Blog Post #5: History of Babylonian Word Problems

Throughout my reading of the text, I found myself trying to answer the question found on the first page. Why have word problems persisted through time and culture despite not being purposefully preserved? I loved this question in class and wanted to pick up answer from this reading. With the use of word problems concerning unrealistic 8-story high piles of grain, it's easy to think that these were simply to get a good laugh out of people or they were just for fun or for a challenge (pure) which would be easy and enjoyable to preserve. However, I found myself thinking: does a word problem have to be practical for it to have teachable concepts? Perhaps the teachability is why these were preserved throughout time. These word problems could simply be for beginners with no application to the real world or perhaps just be using easier numbers than in real life that prepare students for the soon to come real world problems. I assume the latter to be the case. After all, we find these types of problems in our schools today in contemporary mathematics! 

For example:

Susie buys 44 apple and gives 11 to her friend Tommy. What fraction of her apples did she give away? What fraction does she still have?

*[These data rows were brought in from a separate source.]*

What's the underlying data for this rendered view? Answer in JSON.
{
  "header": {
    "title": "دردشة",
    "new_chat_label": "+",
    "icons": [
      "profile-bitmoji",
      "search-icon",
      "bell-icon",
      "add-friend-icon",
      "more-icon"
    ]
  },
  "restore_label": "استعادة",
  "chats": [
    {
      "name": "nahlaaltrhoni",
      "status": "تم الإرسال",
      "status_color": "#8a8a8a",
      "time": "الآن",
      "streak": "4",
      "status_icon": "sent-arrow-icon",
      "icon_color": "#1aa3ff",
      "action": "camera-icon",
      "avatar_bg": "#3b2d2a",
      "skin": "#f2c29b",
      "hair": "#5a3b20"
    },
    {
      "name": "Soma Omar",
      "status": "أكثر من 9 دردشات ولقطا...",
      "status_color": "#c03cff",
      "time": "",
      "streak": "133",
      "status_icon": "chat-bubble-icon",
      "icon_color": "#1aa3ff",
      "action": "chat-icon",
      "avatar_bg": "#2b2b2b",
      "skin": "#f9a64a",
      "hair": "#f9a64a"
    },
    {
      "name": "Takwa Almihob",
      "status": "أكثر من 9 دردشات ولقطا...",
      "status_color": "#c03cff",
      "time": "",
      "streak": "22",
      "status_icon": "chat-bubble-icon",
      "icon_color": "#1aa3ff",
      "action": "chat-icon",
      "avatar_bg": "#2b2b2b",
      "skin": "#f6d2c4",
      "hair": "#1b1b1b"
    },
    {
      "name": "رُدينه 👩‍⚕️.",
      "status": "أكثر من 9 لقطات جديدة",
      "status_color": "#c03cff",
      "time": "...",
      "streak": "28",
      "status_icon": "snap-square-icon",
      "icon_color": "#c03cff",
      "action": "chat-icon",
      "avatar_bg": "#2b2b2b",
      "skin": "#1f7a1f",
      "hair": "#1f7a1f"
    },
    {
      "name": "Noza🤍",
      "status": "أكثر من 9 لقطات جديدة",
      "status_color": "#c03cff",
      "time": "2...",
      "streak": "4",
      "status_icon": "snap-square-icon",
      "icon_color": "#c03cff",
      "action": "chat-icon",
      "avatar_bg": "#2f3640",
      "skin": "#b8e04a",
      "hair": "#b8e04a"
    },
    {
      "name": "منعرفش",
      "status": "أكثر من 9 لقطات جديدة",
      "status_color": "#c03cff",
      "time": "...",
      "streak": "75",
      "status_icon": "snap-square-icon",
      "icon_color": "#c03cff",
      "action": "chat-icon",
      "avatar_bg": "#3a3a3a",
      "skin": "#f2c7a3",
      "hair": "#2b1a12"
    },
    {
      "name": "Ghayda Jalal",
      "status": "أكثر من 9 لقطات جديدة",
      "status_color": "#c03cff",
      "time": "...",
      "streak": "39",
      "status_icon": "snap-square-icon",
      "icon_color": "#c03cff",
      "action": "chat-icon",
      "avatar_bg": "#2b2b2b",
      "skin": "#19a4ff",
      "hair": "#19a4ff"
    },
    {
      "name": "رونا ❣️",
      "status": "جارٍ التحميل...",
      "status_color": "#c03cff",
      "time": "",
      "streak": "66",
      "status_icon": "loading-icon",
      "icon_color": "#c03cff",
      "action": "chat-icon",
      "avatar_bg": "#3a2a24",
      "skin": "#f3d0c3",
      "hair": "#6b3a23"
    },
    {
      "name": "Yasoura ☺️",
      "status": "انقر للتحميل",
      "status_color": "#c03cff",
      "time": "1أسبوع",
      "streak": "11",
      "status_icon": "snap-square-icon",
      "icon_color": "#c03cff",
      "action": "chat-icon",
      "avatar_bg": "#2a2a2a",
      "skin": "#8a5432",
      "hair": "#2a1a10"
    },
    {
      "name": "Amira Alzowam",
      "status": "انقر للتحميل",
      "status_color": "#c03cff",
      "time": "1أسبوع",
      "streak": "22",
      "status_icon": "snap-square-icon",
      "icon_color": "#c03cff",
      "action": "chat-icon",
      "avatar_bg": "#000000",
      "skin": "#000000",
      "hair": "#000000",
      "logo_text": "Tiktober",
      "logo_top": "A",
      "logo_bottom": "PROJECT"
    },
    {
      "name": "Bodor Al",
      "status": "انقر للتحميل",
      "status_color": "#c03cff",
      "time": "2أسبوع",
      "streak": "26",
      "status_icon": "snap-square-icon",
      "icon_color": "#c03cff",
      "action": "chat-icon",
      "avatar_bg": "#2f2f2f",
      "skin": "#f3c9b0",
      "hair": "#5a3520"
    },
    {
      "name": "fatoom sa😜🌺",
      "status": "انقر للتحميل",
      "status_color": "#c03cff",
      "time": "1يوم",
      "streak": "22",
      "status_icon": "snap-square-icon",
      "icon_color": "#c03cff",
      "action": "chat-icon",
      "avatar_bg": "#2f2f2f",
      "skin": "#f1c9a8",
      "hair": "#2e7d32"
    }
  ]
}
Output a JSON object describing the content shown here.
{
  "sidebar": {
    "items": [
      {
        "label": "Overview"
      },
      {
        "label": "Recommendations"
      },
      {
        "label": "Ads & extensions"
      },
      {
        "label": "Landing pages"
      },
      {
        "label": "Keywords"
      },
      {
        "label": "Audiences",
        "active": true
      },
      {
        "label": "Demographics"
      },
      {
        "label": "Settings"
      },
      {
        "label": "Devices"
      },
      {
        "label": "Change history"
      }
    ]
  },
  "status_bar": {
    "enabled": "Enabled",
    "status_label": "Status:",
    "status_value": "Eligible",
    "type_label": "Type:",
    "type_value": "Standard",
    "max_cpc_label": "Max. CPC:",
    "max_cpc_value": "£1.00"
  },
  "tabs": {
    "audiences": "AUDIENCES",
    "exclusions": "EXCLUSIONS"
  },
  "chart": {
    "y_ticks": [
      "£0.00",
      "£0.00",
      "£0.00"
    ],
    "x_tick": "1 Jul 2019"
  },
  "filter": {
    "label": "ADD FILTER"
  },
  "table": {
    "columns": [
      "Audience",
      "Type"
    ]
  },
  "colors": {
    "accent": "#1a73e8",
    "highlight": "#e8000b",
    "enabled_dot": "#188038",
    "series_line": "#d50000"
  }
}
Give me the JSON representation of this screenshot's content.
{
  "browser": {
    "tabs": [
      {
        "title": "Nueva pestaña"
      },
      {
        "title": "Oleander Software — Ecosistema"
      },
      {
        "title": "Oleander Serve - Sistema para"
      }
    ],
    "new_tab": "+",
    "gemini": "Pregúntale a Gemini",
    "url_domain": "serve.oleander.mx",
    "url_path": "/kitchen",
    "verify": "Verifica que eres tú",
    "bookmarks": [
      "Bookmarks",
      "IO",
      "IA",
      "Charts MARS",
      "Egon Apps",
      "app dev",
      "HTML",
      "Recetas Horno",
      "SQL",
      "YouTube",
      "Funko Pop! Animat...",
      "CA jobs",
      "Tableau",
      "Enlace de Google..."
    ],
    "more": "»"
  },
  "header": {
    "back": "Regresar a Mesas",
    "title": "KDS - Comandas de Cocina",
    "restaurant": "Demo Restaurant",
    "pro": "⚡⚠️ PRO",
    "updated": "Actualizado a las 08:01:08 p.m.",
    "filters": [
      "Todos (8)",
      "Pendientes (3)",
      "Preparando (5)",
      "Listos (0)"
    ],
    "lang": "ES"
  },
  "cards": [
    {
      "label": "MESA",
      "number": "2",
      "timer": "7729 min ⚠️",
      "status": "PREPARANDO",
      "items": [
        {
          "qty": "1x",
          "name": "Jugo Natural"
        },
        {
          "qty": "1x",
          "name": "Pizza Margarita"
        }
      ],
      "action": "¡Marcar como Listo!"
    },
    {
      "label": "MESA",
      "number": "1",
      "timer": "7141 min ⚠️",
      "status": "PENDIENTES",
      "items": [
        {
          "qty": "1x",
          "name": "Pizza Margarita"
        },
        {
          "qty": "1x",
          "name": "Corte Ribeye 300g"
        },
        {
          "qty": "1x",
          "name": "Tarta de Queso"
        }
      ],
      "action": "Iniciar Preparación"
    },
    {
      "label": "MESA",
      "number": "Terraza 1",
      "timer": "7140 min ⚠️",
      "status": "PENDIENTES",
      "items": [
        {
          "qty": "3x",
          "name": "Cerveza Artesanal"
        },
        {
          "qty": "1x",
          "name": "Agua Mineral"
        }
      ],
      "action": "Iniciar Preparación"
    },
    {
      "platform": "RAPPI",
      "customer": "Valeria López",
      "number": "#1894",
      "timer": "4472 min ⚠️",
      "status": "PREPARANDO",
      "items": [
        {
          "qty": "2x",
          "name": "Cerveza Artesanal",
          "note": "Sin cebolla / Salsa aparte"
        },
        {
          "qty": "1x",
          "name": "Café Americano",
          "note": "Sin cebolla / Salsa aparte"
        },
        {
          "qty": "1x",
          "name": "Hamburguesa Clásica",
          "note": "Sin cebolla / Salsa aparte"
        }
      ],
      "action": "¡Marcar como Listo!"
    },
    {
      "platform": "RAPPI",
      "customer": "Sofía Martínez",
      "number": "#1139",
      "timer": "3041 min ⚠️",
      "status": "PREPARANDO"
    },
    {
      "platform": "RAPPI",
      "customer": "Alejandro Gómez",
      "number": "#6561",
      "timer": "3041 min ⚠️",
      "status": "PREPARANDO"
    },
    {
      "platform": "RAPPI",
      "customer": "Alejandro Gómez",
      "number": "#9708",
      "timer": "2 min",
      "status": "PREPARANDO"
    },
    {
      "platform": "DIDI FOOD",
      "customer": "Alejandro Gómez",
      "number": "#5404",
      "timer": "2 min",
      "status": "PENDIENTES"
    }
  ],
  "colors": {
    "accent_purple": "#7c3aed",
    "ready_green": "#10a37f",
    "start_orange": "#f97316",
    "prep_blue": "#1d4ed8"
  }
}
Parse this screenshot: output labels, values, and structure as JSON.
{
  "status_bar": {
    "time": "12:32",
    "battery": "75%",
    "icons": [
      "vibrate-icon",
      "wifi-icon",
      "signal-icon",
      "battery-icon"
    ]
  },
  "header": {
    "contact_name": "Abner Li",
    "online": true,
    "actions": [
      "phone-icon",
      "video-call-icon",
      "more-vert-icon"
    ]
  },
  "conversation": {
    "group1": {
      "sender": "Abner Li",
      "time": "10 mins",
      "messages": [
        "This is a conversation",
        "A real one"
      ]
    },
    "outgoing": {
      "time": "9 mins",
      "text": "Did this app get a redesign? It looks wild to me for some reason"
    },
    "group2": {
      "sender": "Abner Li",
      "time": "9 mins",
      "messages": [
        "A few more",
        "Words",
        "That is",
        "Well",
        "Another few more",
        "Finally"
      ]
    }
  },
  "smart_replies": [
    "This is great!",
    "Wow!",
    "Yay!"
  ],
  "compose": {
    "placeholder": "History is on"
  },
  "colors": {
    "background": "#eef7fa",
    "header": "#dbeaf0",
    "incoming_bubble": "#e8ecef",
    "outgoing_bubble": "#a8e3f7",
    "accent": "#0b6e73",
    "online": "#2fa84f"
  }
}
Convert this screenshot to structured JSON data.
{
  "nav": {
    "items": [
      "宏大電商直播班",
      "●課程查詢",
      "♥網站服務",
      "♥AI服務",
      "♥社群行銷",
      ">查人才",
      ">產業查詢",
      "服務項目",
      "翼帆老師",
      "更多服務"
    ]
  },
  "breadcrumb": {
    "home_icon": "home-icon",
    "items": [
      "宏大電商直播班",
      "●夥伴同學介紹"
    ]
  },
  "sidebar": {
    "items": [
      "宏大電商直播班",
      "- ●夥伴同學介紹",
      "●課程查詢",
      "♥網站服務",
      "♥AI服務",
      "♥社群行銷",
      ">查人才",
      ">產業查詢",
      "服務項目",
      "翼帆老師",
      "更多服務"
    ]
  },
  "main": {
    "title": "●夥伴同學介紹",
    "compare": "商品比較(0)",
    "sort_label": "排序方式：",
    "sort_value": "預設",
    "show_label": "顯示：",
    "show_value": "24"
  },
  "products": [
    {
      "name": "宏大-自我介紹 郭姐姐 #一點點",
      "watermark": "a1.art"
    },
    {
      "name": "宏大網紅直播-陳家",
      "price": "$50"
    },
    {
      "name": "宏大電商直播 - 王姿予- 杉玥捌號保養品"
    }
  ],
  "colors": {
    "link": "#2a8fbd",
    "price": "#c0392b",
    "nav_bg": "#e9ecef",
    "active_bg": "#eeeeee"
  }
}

This question is unrealistic but it's undeniable that it has applications to real world mathematics. Kids will learn fractions and use them in real-life problems that don't involve so many apples. Whether pure or applied, I feel that they are useful.I'm not 100% sure what was meant by Høyrup when they stated "Even when Old Babylonian mathematics is pure in substance it remains applied in form" but I assume he was implying that the problems were only to demonstrate the "methods at hand", similar to my belief. 

This thought aside, I thought it was very interesting that practicality was not the core of word problems in Babylonian times.